Got your veggies in yet? The one part of gardening I don’t love (besides the weeding, which isn’t all that bad if it’s not too hot out) is watering. Let me get my hands in the dirt, or plot out where everything is going to go. Better yet, let me spend hours in nurseries looking at plants and imagining where they are going to go (If you refuse to let me buy anything while I’m there, I’m going to accuse you of cruelty.). But ask me to remember to turn the water on and off and move a hose periodically and you’ll find how truly lazy I can be.
I admit, a good number of my plant failures have been because I didn’t water quite often enough. So what if you don’t have a hose to drag, or even somewhere to drag it? What if you live in an apartment or condo and there’s exactly two and a half square feet of balcony or twelve inches of windowsill in your apartment?
I bet you’re thinking you couldn’t possibly plant anything and thus you are off the hook. Not so, my friend. Do you have room for a hanging planter on your balcony, or out an apartment window? Put a tomato plant in there and let the branches hang down. I’ve seen people get three-inch pipe, drill a few holes in the side, put a cap on the bottom, fill it with soil and plant tomatoes or strawberries in it. You could probably do the same thing with peas or beans. Since the plant hangs out the side, you can get to the fruit or tomatoes easily—just don’t let the soil dry out.
I’ve also seen pictures where enterprising apartment dwellers with roof access place the plants on the roof so they can open a window to water or pick the produce. On the Church of Jesus Christ of Latter-day Saints web site, there is a great resource that tells you what amazing things you can grow in containers: Beans, cucumbers, lettuce, tomatoes, and much more. I’ve even heard of people growing tomatoes and other veggies indoors during the winter because, let’s face it, there’s nothing quite like a home-grown tomato (unless you’re like my crazy sister who doesn’t like tomatoes).
For specific details about the size of the pot you’ll need, the best time of year, how big the plant will get, and how long it takes to mature, visit the article Gardening in Containers,
And if all you have is a postage stamp-sized flower bed, throw some veggies in there. I actually grew several monster-sized, sidewalk-swallowing, bent-on-world-domination tomato plants in my front yard last year. After killing most of my winter-sewn seedlings, I wasn’t about to yank any useful plants that grew on their own, even if I hadn’t intended them to be there.

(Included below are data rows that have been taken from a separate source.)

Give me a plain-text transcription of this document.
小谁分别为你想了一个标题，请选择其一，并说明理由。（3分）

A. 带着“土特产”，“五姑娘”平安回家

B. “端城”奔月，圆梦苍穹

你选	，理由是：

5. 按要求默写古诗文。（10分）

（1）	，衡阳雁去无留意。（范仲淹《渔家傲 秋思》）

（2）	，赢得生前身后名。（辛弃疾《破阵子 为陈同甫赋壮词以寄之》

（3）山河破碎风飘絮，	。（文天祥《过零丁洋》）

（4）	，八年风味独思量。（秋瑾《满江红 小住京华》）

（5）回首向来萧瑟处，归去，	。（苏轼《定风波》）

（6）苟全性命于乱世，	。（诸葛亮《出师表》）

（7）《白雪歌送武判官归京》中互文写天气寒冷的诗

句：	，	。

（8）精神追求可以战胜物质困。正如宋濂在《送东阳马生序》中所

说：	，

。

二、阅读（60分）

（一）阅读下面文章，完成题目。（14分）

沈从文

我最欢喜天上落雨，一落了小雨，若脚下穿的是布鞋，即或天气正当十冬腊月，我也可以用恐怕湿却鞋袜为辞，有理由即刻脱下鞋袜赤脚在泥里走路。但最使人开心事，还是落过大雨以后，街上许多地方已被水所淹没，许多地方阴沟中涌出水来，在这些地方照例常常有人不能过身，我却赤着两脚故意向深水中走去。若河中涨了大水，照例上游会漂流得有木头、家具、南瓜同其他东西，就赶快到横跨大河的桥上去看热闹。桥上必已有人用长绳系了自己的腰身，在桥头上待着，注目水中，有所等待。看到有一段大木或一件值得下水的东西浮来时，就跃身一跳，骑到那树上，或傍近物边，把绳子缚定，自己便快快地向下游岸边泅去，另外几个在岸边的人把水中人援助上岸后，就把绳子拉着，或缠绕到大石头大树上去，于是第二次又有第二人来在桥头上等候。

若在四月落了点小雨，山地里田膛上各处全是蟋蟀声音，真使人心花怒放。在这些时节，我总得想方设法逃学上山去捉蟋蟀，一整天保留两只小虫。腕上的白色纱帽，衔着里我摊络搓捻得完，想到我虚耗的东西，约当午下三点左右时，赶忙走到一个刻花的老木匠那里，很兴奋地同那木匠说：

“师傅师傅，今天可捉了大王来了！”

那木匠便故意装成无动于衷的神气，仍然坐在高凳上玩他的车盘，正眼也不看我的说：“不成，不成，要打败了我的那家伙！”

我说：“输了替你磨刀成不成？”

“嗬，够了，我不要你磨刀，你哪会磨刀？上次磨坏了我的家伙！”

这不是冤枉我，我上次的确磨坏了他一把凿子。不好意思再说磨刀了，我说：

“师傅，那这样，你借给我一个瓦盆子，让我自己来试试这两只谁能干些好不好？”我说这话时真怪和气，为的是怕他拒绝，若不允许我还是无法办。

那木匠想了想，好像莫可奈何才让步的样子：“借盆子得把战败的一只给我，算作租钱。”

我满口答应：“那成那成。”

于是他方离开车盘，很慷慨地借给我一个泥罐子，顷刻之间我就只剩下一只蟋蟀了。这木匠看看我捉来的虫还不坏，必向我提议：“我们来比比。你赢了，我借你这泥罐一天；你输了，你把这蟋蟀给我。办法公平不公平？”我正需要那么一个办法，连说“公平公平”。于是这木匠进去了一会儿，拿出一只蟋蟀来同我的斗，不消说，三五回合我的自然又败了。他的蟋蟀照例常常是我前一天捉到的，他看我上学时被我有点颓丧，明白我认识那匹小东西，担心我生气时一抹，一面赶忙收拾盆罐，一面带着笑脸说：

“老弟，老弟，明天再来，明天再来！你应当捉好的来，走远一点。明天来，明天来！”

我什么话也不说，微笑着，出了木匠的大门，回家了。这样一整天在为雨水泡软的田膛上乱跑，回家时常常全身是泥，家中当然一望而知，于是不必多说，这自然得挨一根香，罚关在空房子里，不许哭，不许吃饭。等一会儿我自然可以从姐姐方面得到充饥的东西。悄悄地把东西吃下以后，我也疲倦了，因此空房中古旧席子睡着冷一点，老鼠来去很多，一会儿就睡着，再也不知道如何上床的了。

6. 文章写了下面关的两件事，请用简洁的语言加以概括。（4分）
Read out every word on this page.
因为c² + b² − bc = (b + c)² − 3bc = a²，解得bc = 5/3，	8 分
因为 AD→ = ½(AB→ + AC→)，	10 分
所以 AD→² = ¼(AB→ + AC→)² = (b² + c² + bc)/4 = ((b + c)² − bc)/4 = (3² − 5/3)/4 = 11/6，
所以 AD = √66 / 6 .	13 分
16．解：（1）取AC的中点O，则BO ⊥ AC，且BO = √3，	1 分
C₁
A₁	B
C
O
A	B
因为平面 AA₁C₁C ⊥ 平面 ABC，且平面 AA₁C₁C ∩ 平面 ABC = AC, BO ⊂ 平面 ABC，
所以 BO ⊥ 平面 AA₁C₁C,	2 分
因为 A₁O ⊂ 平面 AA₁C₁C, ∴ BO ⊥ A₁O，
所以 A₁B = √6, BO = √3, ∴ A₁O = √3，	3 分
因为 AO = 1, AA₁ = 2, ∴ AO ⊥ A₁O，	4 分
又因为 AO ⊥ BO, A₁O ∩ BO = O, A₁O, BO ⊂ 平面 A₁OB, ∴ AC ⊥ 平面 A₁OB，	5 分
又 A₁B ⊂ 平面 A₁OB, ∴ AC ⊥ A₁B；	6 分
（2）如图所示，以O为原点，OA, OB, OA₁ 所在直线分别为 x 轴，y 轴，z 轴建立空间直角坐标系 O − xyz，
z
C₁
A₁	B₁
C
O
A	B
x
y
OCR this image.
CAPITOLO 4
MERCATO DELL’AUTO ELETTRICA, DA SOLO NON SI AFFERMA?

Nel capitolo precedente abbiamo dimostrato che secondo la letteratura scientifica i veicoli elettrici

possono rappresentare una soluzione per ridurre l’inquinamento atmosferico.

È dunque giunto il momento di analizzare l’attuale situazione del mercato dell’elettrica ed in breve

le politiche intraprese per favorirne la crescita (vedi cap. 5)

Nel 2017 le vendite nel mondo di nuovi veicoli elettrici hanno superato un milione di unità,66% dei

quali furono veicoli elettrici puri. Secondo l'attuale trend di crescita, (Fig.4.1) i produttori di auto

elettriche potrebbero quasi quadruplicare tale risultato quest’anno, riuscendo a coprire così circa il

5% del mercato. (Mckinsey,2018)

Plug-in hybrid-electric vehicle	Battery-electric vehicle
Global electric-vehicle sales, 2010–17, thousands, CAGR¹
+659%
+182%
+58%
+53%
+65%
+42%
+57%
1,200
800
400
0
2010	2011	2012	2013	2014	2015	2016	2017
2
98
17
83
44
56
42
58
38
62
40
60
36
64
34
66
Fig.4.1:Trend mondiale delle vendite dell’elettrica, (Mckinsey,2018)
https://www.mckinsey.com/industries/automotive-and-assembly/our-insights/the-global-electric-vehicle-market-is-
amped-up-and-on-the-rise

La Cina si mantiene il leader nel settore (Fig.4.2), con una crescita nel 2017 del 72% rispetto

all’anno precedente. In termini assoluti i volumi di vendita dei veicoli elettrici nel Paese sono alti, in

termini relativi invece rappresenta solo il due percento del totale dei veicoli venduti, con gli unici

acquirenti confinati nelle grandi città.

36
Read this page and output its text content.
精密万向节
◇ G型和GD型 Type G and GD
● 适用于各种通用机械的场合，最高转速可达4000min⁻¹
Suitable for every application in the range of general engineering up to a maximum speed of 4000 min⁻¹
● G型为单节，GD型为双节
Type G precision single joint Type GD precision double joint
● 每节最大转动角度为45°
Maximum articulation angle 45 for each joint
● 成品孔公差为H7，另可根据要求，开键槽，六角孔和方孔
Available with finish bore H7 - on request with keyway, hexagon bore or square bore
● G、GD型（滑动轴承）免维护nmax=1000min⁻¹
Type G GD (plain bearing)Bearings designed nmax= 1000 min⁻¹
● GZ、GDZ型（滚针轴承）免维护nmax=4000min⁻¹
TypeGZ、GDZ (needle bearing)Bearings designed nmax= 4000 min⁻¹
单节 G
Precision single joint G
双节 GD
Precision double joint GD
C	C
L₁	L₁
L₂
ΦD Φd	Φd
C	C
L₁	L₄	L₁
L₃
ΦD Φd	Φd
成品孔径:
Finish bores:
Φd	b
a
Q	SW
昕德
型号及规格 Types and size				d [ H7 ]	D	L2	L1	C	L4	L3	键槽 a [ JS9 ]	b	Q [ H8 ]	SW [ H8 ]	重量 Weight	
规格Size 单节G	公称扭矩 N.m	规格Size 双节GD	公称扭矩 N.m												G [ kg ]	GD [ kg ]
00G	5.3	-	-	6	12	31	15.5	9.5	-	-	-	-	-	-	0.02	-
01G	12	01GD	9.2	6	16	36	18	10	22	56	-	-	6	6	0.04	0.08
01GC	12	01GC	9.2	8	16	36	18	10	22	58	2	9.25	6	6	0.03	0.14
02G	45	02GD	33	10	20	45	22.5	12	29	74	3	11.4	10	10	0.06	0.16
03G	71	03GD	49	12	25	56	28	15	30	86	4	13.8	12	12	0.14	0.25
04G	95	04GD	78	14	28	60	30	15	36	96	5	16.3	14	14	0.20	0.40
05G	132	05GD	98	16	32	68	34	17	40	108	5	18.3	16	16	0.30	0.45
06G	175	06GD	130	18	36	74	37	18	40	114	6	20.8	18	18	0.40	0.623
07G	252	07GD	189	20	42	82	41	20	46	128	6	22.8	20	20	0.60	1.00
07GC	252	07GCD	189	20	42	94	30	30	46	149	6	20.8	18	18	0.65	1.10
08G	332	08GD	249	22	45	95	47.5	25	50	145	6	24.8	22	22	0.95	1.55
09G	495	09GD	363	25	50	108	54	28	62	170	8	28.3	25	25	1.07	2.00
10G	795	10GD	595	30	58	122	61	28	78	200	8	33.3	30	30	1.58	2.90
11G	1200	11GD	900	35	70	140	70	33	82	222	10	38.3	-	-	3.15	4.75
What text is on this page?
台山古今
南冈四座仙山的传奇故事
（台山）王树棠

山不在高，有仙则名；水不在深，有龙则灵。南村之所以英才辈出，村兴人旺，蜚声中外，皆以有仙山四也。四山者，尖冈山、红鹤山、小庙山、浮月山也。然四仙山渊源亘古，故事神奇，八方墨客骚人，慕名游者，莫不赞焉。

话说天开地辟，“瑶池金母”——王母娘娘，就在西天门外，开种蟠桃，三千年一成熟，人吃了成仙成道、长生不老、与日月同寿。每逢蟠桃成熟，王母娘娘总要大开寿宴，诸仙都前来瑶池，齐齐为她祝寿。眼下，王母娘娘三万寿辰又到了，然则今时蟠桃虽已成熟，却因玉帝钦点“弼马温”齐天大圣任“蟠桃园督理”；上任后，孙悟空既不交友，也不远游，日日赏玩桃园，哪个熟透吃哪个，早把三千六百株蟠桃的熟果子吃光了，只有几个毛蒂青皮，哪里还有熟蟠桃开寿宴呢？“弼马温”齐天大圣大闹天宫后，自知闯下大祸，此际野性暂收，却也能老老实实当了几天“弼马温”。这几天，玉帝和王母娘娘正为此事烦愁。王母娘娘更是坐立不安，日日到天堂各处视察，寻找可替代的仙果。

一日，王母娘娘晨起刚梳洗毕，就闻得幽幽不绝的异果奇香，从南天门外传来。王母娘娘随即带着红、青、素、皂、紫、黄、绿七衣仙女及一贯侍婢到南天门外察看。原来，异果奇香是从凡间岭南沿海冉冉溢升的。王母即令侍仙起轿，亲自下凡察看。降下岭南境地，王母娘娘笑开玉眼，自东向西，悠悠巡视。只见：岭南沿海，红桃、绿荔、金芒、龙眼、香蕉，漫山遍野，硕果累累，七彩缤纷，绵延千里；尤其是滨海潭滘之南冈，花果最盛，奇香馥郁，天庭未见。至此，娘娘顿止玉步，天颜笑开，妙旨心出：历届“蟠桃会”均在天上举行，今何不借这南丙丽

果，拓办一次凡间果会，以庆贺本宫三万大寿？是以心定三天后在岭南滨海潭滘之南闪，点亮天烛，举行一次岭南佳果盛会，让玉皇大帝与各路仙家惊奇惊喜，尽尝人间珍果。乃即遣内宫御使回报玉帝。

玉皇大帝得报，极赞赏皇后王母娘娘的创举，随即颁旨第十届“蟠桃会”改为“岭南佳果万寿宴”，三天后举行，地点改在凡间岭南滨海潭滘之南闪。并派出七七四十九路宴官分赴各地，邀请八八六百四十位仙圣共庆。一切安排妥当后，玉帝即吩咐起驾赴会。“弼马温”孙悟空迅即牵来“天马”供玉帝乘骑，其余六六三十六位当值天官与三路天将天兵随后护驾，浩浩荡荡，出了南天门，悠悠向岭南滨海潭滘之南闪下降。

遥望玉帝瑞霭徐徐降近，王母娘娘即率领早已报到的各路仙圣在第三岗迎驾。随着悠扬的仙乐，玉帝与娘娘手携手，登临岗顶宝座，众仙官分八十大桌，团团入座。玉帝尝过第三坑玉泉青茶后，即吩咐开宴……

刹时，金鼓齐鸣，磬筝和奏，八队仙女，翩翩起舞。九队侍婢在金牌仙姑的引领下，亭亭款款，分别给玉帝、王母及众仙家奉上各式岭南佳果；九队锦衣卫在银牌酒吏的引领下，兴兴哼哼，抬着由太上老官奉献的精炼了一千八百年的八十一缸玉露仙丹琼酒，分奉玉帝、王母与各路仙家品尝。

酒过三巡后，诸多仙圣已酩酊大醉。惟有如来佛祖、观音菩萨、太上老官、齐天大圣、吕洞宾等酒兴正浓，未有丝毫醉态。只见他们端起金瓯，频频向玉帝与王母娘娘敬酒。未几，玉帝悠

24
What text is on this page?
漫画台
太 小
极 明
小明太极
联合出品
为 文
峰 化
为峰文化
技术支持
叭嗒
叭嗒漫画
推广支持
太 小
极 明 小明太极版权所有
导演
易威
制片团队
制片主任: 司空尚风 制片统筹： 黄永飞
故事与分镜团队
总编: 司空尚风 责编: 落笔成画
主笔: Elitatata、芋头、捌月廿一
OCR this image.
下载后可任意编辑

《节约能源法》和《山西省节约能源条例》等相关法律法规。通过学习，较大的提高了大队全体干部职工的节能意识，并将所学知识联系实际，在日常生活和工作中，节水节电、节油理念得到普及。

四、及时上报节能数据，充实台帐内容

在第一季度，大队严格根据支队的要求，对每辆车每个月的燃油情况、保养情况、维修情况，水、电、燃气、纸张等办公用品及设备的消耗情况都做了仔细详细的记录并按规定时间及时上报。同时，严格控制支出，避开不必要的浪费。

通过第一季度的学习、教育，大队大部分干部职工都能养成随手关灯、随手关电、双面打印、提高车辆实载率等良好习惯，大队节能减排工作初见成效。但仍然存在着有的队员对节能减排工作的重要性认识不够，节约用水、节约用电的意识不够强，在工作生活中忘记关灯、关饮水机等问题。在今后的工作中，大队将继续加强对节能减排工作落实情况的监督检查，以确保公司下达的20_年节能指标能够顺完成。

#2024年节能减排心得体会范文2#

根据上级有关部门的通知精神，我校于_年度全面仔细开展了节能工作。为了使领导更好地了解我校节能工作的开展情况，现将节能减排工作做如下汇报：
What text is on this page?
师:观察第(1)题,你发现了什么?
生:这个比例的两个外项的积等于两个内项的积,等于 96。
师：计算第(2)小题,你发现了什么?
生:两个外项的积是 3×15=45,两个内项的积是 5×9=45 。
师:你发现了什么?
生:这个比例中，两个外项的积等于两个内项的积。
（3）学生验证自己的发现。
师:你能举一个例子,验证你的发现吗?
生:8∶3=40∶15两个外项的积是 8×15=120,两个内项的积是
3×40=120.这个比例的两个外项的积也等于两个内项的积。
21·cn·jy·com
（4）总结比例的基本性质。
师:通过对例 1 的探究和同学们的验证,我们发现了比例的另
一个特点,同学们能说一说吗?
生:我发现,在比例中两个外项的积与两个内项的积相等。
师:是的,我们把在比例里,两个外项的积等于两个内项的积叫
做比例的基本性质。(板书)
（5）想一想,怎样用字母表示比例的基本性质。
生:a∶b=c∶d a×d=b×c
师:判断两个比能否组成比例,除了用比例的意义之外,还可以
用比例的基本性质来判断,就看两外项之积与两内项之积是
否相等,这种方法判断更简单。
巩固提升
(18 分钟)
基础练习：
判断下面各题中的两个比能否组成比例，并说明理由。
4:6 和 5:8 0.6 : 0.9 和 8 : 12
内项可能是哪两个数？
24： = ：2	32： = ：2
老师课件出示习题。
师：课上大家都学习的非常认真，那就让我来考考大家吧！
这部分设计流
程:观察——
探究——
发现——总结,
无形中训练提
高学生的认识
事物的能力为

You can see in this picture that they stretch across the sidewalk and take up at least six feet of the next flower bed. All of the plants behind the butterfly bush are tomatoes. They also hung down the window well. This picture was taken a couple of days before I pulled them out.
I still have a dozen or more pints of tomatoes in my pantry that I bottled at the end of the summer.An added bonus to the better-tasting food, is the cost. A six-pack of tomato plants that survive to produce something in the fall will give a family plenty to eat, and some to freeze or bottle besides—even if the pants aren’t set to take over the world.